I have had experiences while swimming in the ocean in which dolphins, swimming by all day in groups of threes and fours, sometimes approach quite closely as I stand to try to catch the next wave. They always seemed to approach and continue approaching until a little fear rose in me that had something to do with their size and their wildness… and then they would arc away until the next group came by. Why am I, and many others, compelled to seek out the company of dolphins? Why are we willing to wait for them to come to us in the water?

I don’t know. I have had many close and moving experiences with wild life over the years. My swims in the north woods lakes with loons have always left me lighter and convinced of the evolutionary basis of inter species empathy…that it is not just the province of the supposedly superior human development. But my swim with dolphins was different than the others.

For one thing I love to swim. I am at home in the water and feel completely relaxed by it. I have relationship to beings that live there. Perhaps I am envious. Years ago I remember reading articles that claimed that humans had actually evolved to live in the water (long head hair was supposed to be an evolutionary adaptation so that young humans had something to hang on to) and remaining quite skeptical about that, but intrigued to the point of “what if?”… especially as I swam and dived in a favorite body or water or a newly found and exciting place to swim. Maybe it was possible?

The dolphins have in some ways renewed that feeling of a lack of clear divisions with other mammals that have successfully returned to the sea… and done it smartly and in a mysteriously cogent and sophisticated manner that appears to include very real systems of communication, emotional connections with others, as well as a wish to communicate, be with, other species… even ones like ours that threaten their very survival.

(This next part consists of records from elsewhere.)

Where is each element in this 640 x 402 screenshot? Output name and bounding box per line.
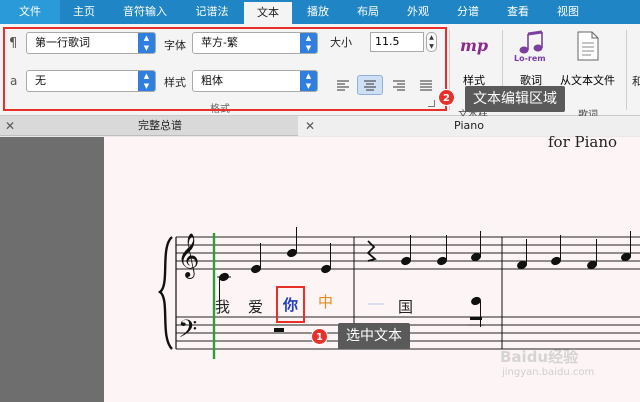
lyrics-icon-caption: Lo-rem <box>514 54 546 63</box>
document-tab-bar: ✕ 完整总谱 Piano ✕ <box>0 116 640 136</box>
lyric-syllable-2[interactable]: 爱 <box>248 296 263 317</box>
from-text-file-button[interactable]: 从文本文件 <box>558 28 620 92</box>
tab-text[interactable]: 文本 <box>244 2 292 24</box>
styles-button[interactable]: mp 样式 <box>456 32 496 94</box>
divider <box>626 30 627 110</box>
tab-file[interactable]: 文件 <box>0 0 60 24</box>
callout-number-1: 1 <box>311 328 328 345</box>
tab-view[interactable]: 视图 <box>546 0 590 24</box>
watermark-url: jingyan.baidu.com <box>502 367 595 378</box>
tab-note-input[interactable]: 音符输入 <box>110 0 180 24</box>
callout-number-2: 2 <box>438 89 455 106</box>
tab-play[interactable]: 播放 <box>296 0 340 24</box>
lyric-syllable-5[interactable]: 国 <box>398 296 413 317</box>
bass-clef-icon: 𝄢 <box>178 315 197 350</box>
lyric-syllable-1[interactable]: 我 <box>215 296 230 317</box>
tab-appearance[interactable]: 外观 <box>396 0 440 24</box>
measure-1-notes <box>217 227 331 303</box>
tab-notation[interactable]: 记谱法 <box>184 0 240 24</box>
callout-text-editing-area: 文本编辑区域 <box>465 86 565 112</box>
half-rest-icon <box>274 328 284 332</box>
lyrics-button[interactable]: Lo-rem 歌词 <box>508 28 556 92</box>
tab-piano-label: Piano <box>454 119 484 132</box>
clipped-ribbon-label: 和 <box>632 75 640 88</box>
treble-clef-icon: 𝄞 <box>177 233 199 279</box>
tab-parts[interactable]: 分谱 <box>446 0 490 24</box>
tab-home[interactable]: 主页 <box>62 0 106 24</box>
ribbon-tab-bar: 文件 主页 音符输入 记谱法 文本 播放 布局 外观 分谱 查看 视图 <box>0 0 640 24</box>
highlight-box <box>3 27 447 111</box>
callout-select-text: 选中文本 <box>338 323 410 349</box>
dynamics-icon: mp <box>460 36 489 55</box>
document-icon <box>577 31 599 61</box>
watermark-logo: Baidu经验 <box>500 348 579 366</box>
lyric-syllable-4[interactable]: 中 <box>318 291 333 312</box>
from-text-file-label: 从文本文件 <box>560 74 615 87</box>
tab-layout[interactable]: 布局 <box>346 0 390 24</box>
selection-highlight-box <box>276 286 305 323</box>
tab-review[interactable]: 查看 <box>496 0 540 24</box>
close-tab-icon[interactable]: ✕ <box>5 116 15 136</box>
close-tab-icon[interactable]: ✕ <box>305 116 315 136</box>
tab-full-score[interactable]: 完整总谱 <box>22 116 298 136</box>
brace-symbol <box>157 236 173 350</box>
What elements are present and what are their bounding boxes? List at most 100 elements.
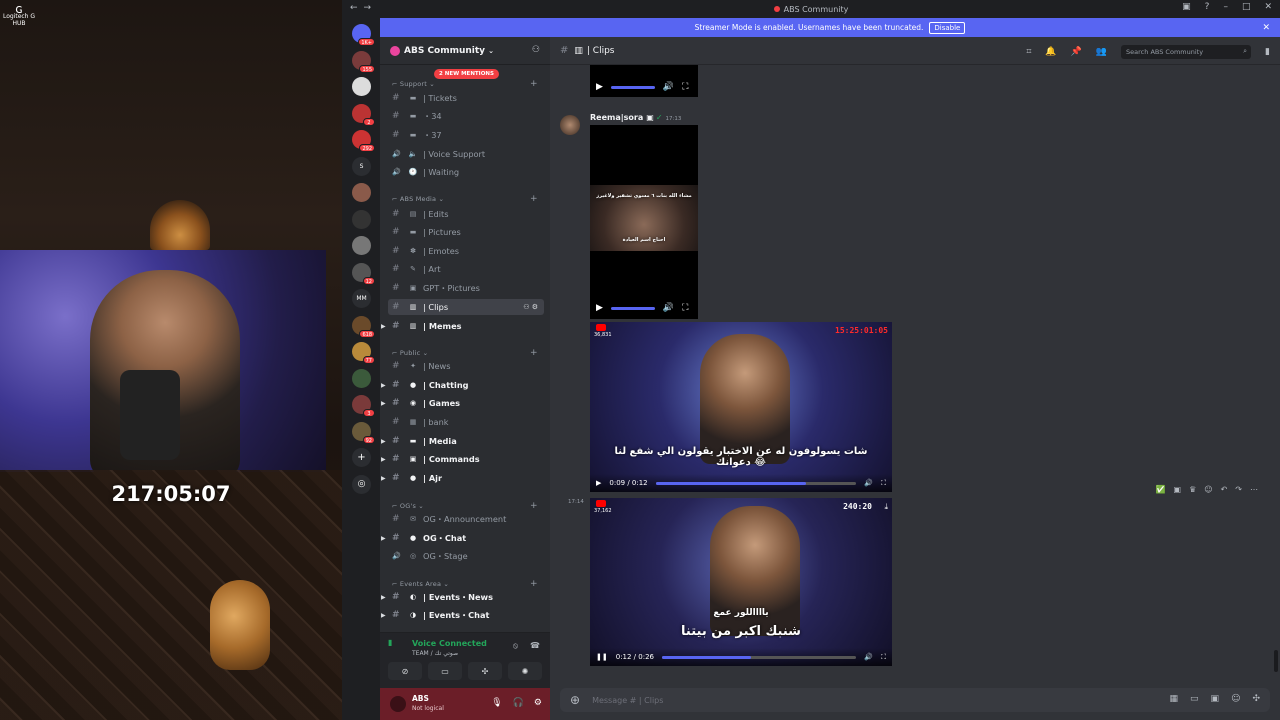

Did my swim with them heal me in some way? This is the myth is it not? I am not sure. Swimming with them was a real work out though… and while I was doing it I was so in the moment and completely rapt by the ways they would surround me in the water, swim with me for a ways (the ‘trainers” would shout out “Bob!, Bob! to your left… they’re coming to check you out again!”) and be off again beyond the point that I could see them, that I was unaware of how they were burrowing into some unconscious store of images… that is until a few hours later when the images of swimming with them kept rising up as I went about my other routine activities of the day. I kept seeing them seeing me, moving through the muffled syrupy world of the sea, acknowledging some relationship, wanted to see and be seen… wanting to know.

They have skin you know. It is quite soft. Like the feel of a peeled egg in a bowl of water. This has nothing to do with fish or scales. It could very well be our skin should we ever develop leg muscles that send us effortlessly through the deep at twenty-five mile an hour.

I suppose I should tell you about the barracudas I swam near as well. Toothy silver torpedoes that I did not recognize as barracudas (among the hordes of brilliant reef fishes and waving coral) as I arrived in the midst of about five or six of them, suspended in the water… one at least four feet long… I thought barracudas had stripes. But no, these hung nearly motionless as the water sloshed the purple fans and long tentacles of the corals nearby. I felt no threat. Not until I got back in the boat and was told what they were. I think they were watching me as well.